In the Botany course at the College of Micronesia-FSM the students used the computer, a scanner, and digital cameras to create virtual herbarium pages which were placed on the College of Micronesia-FSM web server. These pages are accessible from around the world. Although only in place for a year and half, botanists and gardeners from around the globe have corresponded in regards information contained in the herbarium. These pages have a life beyond the duration and confines of the course. Many students sense this and attach an importance to the web pages beyond that of a mere classroom homework assignment. Students have also reported that this activity has made the course much more exciting and has made botany itself a more interesting subject.
In the Weather and Climate course the College web server was used both for course support and as a repository for images of local weather. Cloud images dominate the repository.
The students in the course were also each assigned a city for which they had to track the weather throughout the term. The students were required to use the Internet at least once a week to obtain the temperature in their city, the humidity, the dewpoint, the winds, and the barometric pressure. During the course of the term students periodically gave reports on the weather conditions for their city. In this activity the Internet permitted the Pacific Island students in the course a chance to learn more about the weather patterns of a distant and unknown place.
In Physical Science the obvious approach of using the computer to handle photogate timing, graphing, and other microcomputer based laboratory tasks was not taken. The reason is that the largest employer that offers a regular salary in the home villages of our students is the local school. As a result, many of our students are teachers at some point in their lives. The local schools do not have computers. If the only laboratories these teachers have experienced while they were in school utilizes advanced computer equipment, then these teachers will likely opt not to teach science. They will feel they do not have the necessary tools.
Physical science in particular lends itself to a low technology approach. With just a digital watch with a chronometer, a measuring tape or ruler, and a golf ball whole laboratories on linear motion and acceleration can be done. Other mechanics laboratories such as pendulum laboratories can be done with yarn, rocks, and a watch that can time seconds. Where equipment was needed, equipment was purchased from the local hardware store and involved commonly available materials. Thus linear expansion was done using ubiquitous PVC pipe.
Graph paper, nonexistant in the local schools, can be improvised using two sheets of notebook paper, one turned at ninety degrees and placed under the other one.
This was the approach experimented with in the Spring of 2000. The laboratories that were designed were made available at the College itself via the Internet.
One laboratory was done using the computer and depended exclusively on access to a computer. In this laboratory students explored the results of mixing different colors of light. Students manipulated the phosphors on a computer monitor using HyperText MarkUp Language (HTML).
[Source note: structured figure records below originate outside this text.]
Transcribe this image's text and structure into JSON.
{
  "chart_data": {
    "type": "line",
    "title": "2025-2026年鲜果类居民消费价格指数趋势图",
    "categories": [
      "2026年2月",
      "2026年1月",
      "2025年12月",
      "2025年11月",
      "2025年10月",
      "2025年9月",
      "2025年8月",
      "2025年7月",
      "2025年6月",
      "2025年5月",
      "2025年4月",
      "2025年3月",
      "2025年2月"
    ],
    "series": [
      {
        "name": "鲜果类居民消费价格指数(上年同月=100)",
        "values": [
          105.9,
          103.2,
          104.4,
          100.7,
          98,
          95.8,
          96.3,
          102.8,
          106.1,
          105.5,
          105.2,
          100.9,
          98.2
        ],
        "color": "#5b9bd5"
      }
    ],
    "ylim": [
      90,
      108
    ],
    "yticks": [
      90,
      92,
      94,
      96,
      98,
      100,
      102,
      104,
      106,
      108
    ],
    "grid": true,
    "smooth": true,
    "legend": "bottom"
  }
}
Although most of the students had used the Internet for Internet based email, none had prior contact with web page tags. Although only a minimalist contact, this laboratory introduced the world behind the web page. The laboratory also introduced the idea of having to work in another mathematical base as the colors of the monitor are controlled by a hexadecimal code when operated from HTML.
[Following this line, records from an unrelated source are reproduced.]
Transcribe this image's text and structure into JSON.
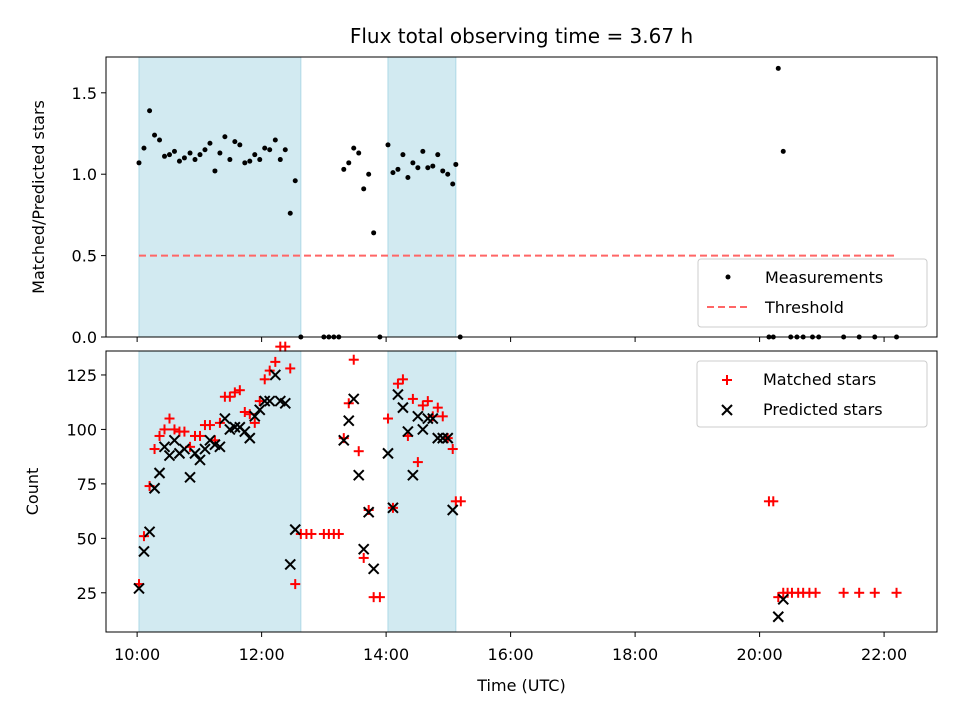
{
  "title": "Flux total observing time = 3.67 h",
  "colors": {
    "shade": "#add8e6",
    "measure": "#000000",
    "threshold": "#ff6666",
    "matched": "#ff0000",
    "predicted": "#000000"
  },
  "shaded_intervals_hours": [
    [
      10.03,
      12.63
    ],
    [
      14.03,
      15.12
    ]
  ],
  "chart_data": [
    {
      "type": "scatter",
      "ylabel": "Matched/Predicted stars",
      "xlim_hours": [
        9.5,
        22.85
      ],
      "ylim": [
        0,
        1.72
      ],
      "yticks": [
        0.0,
        0.5,
        1.0,
        1.5
      ],
      "ytick_labels": [
        "0.0",
        "0.5",
        "1.0",
        "1.5"
      ],
      "threshold": 0.5,
      "threshold_span_hours": [
        10.03,
        22.2
      ],
      "legend": {
        "position": "lower right",
        "measurements": "Measurements",
        "threshold": "Threshold"
      },
      "series": [
        {
          "name": "Measurements",
          "points": [
            [
              10.03,
              1.07
            ],
            [
              10.11,
              1.16
            ],
            [
              10.2,
              1.39
            ],
            [
              10.28,
              1.24
            ],
            [
              10.36,
              1.21
            ],
            [
              10.44,
              1.11
            ],
            [
              10.52,
              1.12
            ],
            [
              10.6,
              1.14
            ],
            [
              10.68,
              1.08
            ],
            [
              10.76,
              1.1
            ],
            [
              10.85,
              1.13
            ],
            [
              10.93,
              1.09
            ],
            [
              11.01,
              1.12
            ],
            [
              11.09,
              1.15
            ],
            [
              11.17,
              1.19
            ],
            [
              11.25,
              1.02
            ],
            [
              11.33,
              1.13
            ],
            [
              11.41,
              1.23
            ],
            [
              11.49,
              1.09
            ],
            [
              11.57,
              1.2
            ],
            [
              11.65,
              1.18
            ],
            [
              11.73,
              1.07
            ],
            [
              11.81,
              1.08
            ],
            [
              11.89,
              1.12
            ],
            [
              11.97,
              1.09
            ],
            [
              12.05,
              1.16
            ],
            [
              12.13,
              1.15
            ],
            [
              12.22,
              1.21
            ],
            [
              12.3,
              1.09
            ],
            [
              12.38,
              1.15
            ],
            [
              12.46,
              0.76
            ],
            [
              12.54,
              0.96
            ],
            [
              12.63,
              0.0
            ],
            [
              13.0,
              0.0
            ],
            [
              13.08,
              0.0
            ],
            [
              13.16,
              0.0
            ],
            [
              13.24,
              0.0
            ],
            [
              13.32,
              1.03
            ],
            [
              13.4,
              1.07
            ],
            [
              13.48,
              1.16
            ],
            [
              13.56,
              1.13
            ],
            [
              13.64,
              0.91
            ],
            [
              13.72,
              1.0
            ],
            [
              13.8,
              0.64
            ],
            [
              13.9,
              0.0
            ],
            [
              14.03,
              1.18
            ],
            [
              14.11,
              1.01
            ],
            [
              14.19,
              1.03
            ],
            [
              14.27,
              1.12
            ],
            [
              14.35,
              0.98
            ],
            [
              14.43,
              1.07
            ],
            [
              14.51,
              1.04
            ],
            [
              14.59,
              1.14
            ],
            [
              14.67,
              1.04
            ],
            [
              14.75,
              1.05
            ],
            [
              14.83,
              1.12
            ],
            [
              14.91,
              1.02
            ],
            [
              14.99,
              1.0
            ],
            [
              15.07,
              0.94
            ],
            [
              15.12,
              1.06
            ],
            [
              15.19,
              0.0
            ],
            [
              20.15,
              0.0
            ],
            [
              20.22,
              0.0
            ],
            [
              20.3,
              1.65
            ],
            [
              20.38,
              1.14
            ],
            [
              20.5,
              0.0
            ],
            [
              20.6,
              0.0
            ],
            [
              20.7,
              0.0
            ],
            [
              20.85,
              0.0
            ],
            [
              20.95,
              0.0
            ],
            [
              21.35,
              0.0
            ],
            [
              21.6,
              0.0
            ],
            [
              21.85,
              0.0
            ],
            [
              22.2,
              0.0
            ]
          ]
        }
      ]
    },
    {
      "type": "scatter",
      "ylabel": "Count",
      "xlabel": "Time (UTC)",
      "xlim_hours": [
        9.5,
        22.85
      ],
      "ylim": [
        7,
        136
      ],
      "yticks": [
        25,
        50,
        75,
        100,
        125
      ],
      "ytick_labels": [
        "25",
        "50",
        "75",
        "100",
        "125"
      ],
      "xticks_hours": [
        10,
        12,
        14,
        16,
        18,
        20,
        22
      ],
      "xtick_labels": [
        "10:00",
        "12:00",
        "14:00",
        "16:00",
        "18:00",
        "20:00",
        "22:00"
      ],
      "legend": {
        "position": "upper right",
        "matched": "Matched stars",
        "predicted": "Predicted stars"
      },
      "series": [
        {
          "name": "Matched stars",
          "points": [
            [
              10.03,
              29
            ],
            [
              10.11,
              51
            ],
            [
              10.2,
              74
            ],
            [
              10.28,
              91
            ],
            [
              10.36,
              97
            ],
            [
              10.44,
              100
            ],
            [
              10.52,
              105
            ],
            [
              10.6,
              100
            ],
            [
              10.68,
              99
            ],
            [
              10.76,
              99
            ],
            [
              10.85,
              92
            ],
            [
              10.93,
              97
            ],
            [
              11.01,
              97
            ],
            [
              11.09,
              102
            ],
            [
              11.17,
              102
            ],
            [
              11.25,
              95
            ],
            [
              11.33,
              103
            ],
            [
              11.41,
              115
            ],
            [
              11.49,
              115
            ],
            [
              11.57,
              117
            ],
            [
              11.65,
              118
            ],
            [
              11.73,
              108
            ],
            [
              11.81,
              107
            ],
            [
              11.89,
              103
            ],
            [
              11.97,
              113
            ],
            [
              12.05,
              123
            ],
            [
              12.13,
              127
            ],
            [
              12.22,
              131
            ],
            [
              12.3,
              138
            ],
            [
              12.38,
              138
            ],
            [
              12.46,
              128
            ],
            [
              12.54,
              29
            ],
            [
              12.63,
              52
            ],
            [
              12.72,
              52
            ],
            [
              12.8,
              52
            ],
            [
              13.0,
              52
            ],
            [
              13.08,
              52
            ],
            [
              13.16,
              52
            ],
            [
              13.24,
              52
            ],
            [
              13.32,
              96
            ],
            [
              13.4,
              112
            ],
            [
              13.48,
              132
            ],
            [
              13.56,
              90
            ],
            [
              13.64,
              41
            ],
            [
              13.72,
              63
            ],
            [
              13.8,
              23
            ],
            [
              13.9,
              23
            ],
            [
              14.03,
              105
            ],
            [
              14.11,
              64
            ],
            [
              14.19,
              121
            ],
            [
              14.27,
              123
            ],
            [
              14.35,
              97
            ],
            [
              14.43,
              114
            ],
            [
              14.51,
              85
            ],
            [
              14.59,
              111
            ],
            [
              14.67,
              113
            ],
            [
              14.75,
              106
            ],
            [
              14.83,
              110
            ],
            [
              14.91,
              106
            ],
            [
              14.99,
              96
            ],
            [
              15.07,
              91
            ],
            [
              15.12,
              67
            ],
            [
              15.2,
              67
            ],
            [
              20.15,
              67
            ],
            [
              20.22,
              67
            ],
            [
              20.3,
              23
            ],
            [
              20.38,
              25
            ],
            [
              20.45,
              25
            ],
            [
              20.52,
              25
            ],
            [
              20.62,
              25
            ],
            [
              20.7,
              25
            ],
            [
              20.8,
              25
            ],
            [
              20.9,
              25
            ],
            [
              21.35,
              25
            ],
            [
              21.6,
              25
            ],
            [
              21.85,
              25
            ],
            [
              22.2,
              25
            ]
          ]
        },
        {
          "name": "Predicted stars",
          "points": [
            [
              10.03,
              27
            ],
            [
              10.11,
              44
            ],
            [
              10.2,
              53
            ],
            [
              10.28,
              73
            ],
            [
              10.36,
              80
            ],
            [
              10.44,
              92
            ],
            [
              10.52,
              88
            ],
            [
              10.6,
              95
            ],
            [
              10.68,
              89
            ],
            [
              10.76,
              91
            ],
            [
              10.85,
              78
            ],
            [
              10.93,
              89
            ],
            [
              11.01,
              86
            ],
            [
              11.09,
              91
            ],
            [
              11.17,
              95
            ],
            [
              11.25,
              93
            ],
            [
              11.33,
              92
            ],
            [
              11.41,
              105
            ],
            [
              11.49,
              100
            ],
            [
              11.57,
              101
            ],
            [
              11.65,
              101
            ],
            [
              11.73,
              99
            ],
            [
              11.81,
              96
            ],
            [
              11.89,
              106
            ],
            [
              11.97,
              109
            ],
            [
              12.05,
              113
            ],
            [
              12.13,
              113
            ],
            [
              12.22,
              125
            ],
            [
              12.3,
              113
            ],
            [
              12.38,
              112
            ],
            [
              12.46,
              38
            ],
            [
              12.54,
              54
            ],
            [
              13.32,
              95
            ],
            [
              13.4,
              104
            ],
            [
              13.48,
              114
            ],
            [
              13.56,
              79
            ],
            [
              13.64,
              45
            ],
            [
              13.72,
              62
            ],
            [
              13.8,
              36
            ],
            [
              14.03,
              89
            ],
            [
              14.11,
              64
            ],
            [
              14.19,
              116
            ],
            [
              14.27,
              110
            ],
            [
              14.35,
              99
            ],
            [
              14.43,
              79
            ],
            [
              14.51,
              106
            ],
            [
              14.59,
              100
            ],
            [
              14.67,
              105
            ],
            [
              14.75,
              105
            ],
            [
              14.83,
              96
            ],
            [
              14.91,
              96
            ],
            [
              14.99,
              96
            ],
            [
              15.07,
              63
            ],
            [
              20.3,
              14
            ],
            [
              20.38,
              22
            ]
          ]
        }
      ]
    }
  ]
}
Other laboratory courses do not lend themselves quite so readily to a low technology, low cost approach. Biology requires microscopes, rarely available in the rural schools. Chemistry beyond simple kitchen experiments requires chemicals, glassware, and bunsen burners, non-existent in the rural schools. Hence the brunt of the load of introducing low technology, low cost laboratories to the students must fall to courses such as physical science.
Chemistry is a course few students at the College take and those who take the course find it to be rather daunting and difficult. The instructor in the course requested Computer Aided Instructional support that was tied directly to the textbook. In this case a CDROM/textbook combination was found and adopted. The CDROM is more directly tutorial support than a use as a tool. One facet of the software is worth mentioning. The software includes a library of 3-dimesional chemical models including stereoscopic presentation capabilities. Students can freely rotate the chemical models, and with some training see 3-dimensional views of the molecules. This capability is not possible without the computer.